Hi Miguel,
On 05:23 Wed 11 Jan , Miguel Cordas wrote:
> Hello,
>
> We have a 2 nodes Ganeti 2.16.1 cluster with 2 VMs (drbd).
>
> Bad idea : node 1 HD failed, VMs irresponsive. My friend rebooted both
> nodes…
>
> Now node 2 (which is master) is live, node 1 dead. All Ganeti commands on
> node 2 lead to timeout except “gnt-cluster getmaster”.
On a 2-node cluster with one failed node, the node that's left alive
does not have quorum and so Ganeti daemons will not start automatically.

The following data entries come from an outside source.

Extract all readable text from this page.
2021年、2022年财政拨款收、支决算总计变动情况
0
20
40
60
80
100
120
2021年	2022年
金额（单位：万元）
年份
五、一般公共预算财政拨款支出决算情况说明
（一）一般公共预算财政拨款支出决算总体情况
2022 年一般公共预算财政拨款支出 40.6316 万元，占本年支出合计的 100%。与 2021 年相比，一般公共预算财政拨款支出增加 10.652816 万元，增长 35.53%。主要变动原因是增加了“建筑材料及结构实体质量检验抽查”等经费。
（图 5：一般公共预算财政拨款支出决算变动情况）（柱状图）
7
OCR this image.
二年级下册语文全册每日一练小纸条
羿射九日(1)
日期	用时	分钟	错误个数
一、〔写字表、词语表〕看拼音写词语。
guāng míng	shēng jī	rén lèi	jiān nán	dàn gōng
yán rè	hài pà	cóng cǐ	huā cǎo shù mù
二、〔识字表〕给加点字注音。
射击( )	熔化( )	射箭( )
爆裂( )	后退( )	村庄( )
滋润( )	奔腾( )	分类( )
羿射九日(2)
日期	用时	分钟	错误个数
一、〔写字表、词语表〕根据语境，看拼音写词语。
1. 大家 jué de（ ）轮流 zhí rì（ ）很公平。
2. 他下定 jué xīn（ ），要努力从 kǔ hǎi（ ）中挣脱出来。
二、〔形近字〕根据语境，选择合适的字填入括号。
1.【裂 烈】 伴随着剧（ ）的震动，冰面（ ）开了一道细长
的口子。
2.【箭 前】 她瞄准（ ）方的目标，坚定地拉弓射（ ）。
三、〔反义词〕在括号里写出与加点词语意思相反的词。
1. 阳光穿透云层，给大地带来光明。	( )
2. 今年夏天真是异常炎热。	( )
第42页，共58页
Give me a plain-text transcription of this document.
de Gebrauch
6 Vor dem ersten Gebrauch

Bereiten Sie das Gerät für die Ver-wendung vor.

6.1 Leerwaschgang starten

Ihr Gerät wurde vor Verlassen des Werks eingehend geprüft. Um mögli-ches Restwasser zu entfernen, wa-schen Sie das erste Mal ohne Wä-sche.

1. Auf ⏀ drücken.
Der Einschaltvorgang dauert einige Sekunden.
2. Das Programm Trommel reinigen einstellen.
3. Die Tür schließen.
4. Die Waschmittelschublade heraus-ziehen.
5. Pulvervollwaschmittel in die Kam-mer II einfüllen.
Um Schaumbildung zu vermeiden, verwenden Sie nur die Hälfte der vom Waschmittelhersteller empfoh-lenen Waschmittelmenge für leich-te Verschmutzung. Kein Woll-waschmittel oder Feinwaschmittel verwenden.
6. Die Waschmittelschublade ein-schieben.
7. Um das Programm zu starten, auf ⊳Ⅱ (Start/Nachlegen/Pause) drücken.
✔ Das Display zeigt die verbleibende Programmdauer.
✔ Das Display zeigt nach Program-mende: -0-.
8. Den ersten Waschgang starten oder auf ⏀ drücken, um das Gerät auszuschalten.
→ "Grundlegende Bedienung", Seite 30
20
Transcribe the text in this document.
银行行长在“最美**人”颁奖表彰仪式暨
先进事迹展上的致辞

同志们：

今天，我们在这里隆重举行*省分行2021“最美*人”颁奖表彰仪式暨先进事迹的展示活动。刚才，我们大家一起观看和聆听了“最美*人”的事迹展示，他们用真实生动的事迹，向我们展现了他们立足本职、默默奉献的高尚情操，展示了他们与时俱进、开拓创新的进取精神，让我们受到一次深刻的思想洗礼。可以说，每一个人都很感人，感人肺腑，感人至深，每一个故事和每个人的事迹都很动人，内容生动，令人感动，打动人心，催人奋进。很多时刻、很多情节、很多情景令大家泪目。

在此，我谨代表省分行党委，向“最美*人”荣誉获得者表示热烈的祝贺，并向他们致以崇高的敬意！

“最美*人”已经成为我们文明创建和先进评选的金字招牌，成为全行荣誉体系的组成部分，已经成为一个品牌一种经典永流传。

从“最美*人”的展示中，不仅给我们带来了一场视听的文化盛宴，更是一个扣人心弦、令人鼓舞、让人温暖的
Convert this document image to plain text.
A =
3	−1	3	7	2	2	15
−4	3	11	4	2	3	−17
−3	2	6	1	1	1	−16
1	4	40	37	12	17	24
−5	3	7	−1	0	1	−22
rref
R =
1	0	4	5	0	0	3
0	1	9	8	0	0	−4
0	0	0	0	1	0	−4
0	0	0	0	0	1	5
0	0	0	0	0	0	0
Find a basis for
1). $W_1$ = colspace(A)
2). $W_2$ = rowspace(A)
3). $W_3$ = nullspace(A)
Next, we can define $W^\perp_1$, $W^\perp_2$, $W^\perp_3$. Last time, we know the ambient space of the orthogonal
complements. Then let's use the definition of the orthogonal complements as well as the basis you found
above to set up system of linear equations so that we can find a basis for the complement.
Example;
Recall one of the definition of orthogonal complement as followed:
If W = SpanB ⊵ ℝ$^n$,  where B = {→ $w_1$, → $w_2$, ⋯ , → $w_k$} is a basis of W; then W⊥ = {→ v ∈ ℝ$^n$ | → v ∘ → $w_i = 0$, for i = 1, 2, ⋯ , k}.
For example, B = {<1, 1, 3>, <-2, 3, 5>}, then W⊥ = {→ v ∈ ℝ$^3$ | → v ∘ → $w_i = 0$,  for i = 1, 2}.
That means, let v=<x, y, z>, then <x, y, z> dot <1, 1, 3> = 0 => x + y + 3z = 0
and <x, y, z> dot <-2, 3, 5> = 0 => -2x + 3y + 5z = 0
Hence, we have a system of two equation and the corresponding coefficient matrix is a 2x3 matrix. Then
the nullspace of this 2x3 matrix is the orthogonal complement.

`gnt-cluster getmaster` works because it simply reads a file from disk,
without contacting any of the Ganeti daemons.
> Our idea is to install Centos 7 and Ganeti 2.16.1 on 2 or 3 more
> nodes.
>
> We need some advice on the best path to recover the cluster and be able to
> start instances (mail server and ERP).
>
> Also, is there a way, since node2 is master, to be able to start instances
> on node 2 while it’s the only node left ?
Now, if I recall correctly, the normal way out of this is to start
ganeti-luxid and ganeti-wconfd with the `--no-voting --yes-do-it`
arguments on the surviving node. This should get Ganeti functional on
node 2 again, and give you the ability to start instances etc. You might
also want to mark node 1 as offline (using `gnt-node modify --offline`)
to tell Ganeti not to attempt to contact the offline node.
After you restore the cluster to a working state with more than 2 nodes
alive, be sure to remove those arguments and restart the daemons on node
2.
Cheers,
Apollon